No era tacañería. Era realidad.

Vivíamos de alquiler en un piso pequeño. Yo trabajaba en una empresa de transporte y Álvaro en un estudio de arquitectura. Pagábamos alquiler, luz, comida, metro, algún imprevisto. No había una caja secreta para música en directo, menú de boda, fotógrafo, flores y sesenta invitados.

— Doña Pilar — dije —, nosotros habíamos pensado en algo íntimo.

Ella levantó la vista.

— Íntimo es una cena de aniversario. Una boda es otra cosa. Álvaro es mi único hijo.

Eso lo repetía como si fuera un argumento legal.

Empezó a leer nombres. Antiguas compañeras del hospital, vecinas, primas de Castellón, un matrimonio que le ayudó cuando murió su marido, un señor al que Álvaro no veía desde los diez años pero que „lo quiere muchísimo“.

— Ya he llamado al restaurante El Mirador — añadió. — Tienen salón libre.

Dejé la cuchara.

— ¿Ha llamado?

— Alguien tiene que moverse.

Esa noche se lo conté a Álvaro. Él pasó páginas de la libreta y se frotó la frente.

— Hablaré con ella.

— ¿Cuándo?

— Mañana.

Pero mañana se convirtió en „cuando esté más tranquila“. Y mientras tanto Pilar avanzaba como una empresa de eventos. Me mandó fotos de centros de mesa, preguntó por el color de las servilletas y llamó a mi madre para hablar de „la aportación de vuestra parte“.

Mi madre me llamó alarmada.

— Hija, ¿vais a casaros o a comprar un hotel?

La reunión definitiva fue el domingo.
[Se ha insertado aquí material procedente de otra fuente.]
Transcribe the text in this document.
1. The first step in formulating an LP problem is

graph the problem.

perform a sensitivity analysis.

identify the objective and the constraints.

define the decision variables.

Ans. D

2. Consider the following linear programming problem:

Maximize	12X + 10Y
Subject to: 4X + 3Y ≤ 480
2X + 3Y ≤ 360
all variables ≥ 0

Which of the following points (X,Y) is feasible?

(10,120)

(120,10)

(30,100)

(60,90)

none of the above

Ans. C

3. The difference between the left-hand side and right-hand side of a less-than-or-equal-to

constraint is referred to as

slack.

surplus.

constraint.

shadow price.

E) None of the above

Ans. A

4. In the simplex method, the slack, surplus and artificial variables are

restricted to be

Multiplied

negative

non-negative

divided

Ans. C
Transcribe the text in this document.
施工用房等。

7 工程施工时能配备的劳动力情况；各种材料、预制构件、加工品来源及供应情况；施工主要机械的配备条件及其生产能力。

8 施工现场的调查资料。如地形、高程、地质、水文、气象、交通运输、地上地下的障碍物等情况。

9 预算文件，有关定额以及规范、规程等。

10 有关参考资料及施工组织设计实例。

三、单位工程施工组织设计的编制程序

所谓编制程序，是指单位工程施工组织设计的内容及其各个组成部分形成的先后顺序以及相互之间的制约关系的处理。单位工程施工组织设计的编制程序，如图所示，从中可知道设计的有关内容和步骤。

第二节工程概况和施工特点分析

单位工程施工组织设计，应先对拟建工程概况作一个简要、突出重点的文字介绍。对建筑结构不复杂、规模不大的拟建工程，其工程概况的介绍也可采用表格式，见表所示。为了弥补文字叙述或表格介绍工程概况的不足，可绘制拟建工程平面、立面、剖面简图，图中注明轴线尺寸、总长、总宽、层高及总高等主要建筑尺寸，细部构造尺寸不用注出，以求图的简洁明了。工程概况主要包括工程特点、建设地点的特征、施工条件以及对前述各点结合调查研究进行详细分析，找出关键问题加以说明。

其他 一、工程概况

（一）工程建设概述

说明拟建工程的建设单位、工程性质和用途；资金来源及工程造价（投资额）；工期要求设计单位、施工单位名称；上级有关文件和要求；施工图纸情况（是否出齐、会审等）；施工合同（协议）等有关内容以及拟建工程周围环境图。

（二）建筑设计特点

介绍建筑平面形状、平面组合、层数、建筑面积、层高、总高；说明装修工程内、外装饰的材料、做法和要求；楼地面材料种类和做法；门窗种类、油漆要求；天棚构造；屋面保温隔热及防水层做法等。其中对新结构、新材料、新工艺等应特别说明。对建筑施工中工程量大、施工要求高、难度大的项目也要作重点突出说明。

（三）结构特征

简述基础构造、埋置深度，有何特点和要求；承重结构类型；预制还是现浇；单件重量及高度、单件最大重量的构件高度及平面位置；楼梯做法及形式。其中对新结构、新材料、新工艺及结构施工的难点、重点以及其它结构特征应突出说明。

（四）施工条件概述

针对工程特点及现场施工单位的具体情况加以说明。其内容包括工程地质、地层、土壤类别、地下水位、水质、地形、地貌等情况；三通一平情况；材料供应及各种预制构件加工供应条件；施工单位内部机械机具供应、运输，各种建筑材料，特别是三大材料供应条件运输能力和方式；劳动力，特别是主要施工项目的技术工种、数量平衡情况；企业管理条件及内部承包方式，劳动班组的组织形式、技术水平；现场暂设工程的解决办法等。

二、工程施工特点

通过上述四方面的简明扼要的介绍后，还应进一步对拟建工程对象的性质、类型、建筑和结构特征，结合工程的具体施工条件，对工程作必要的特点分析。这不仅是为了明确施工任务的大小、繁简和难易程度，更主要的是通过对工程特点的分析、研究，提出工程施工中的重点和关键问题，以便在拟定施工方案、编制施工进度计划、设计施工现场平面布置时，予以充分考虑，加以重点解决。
En casa de Pilar. Había café, rosquilletas y una carpeta con el presupuesto del restaurante.

Menú. Barra libre. Música. Decoración. Tarta. Fotógrafo.

La cifra final hizo que Álvaro dejara de respirar un segundo.

— Mamá, esto es una barbaridad.

— Es una boda.

— Es más de lo que tenemos ahorrado.

— Para eso está la familia. Se pide un préstamo pequeño. Luego los sobres compensan.

Mi madre, que había venido conmigo, apoyó las manos sobre la mesa.

— Yo ayudaré a mi hija en lo que pueda. Pero no voy a endeudarme para invitar a personas que ella no conoce.

Pilar se puso seria.

— Esos „desconocidos“ estuvieron cuando yo enterré a mi marido. La gente no se olvida.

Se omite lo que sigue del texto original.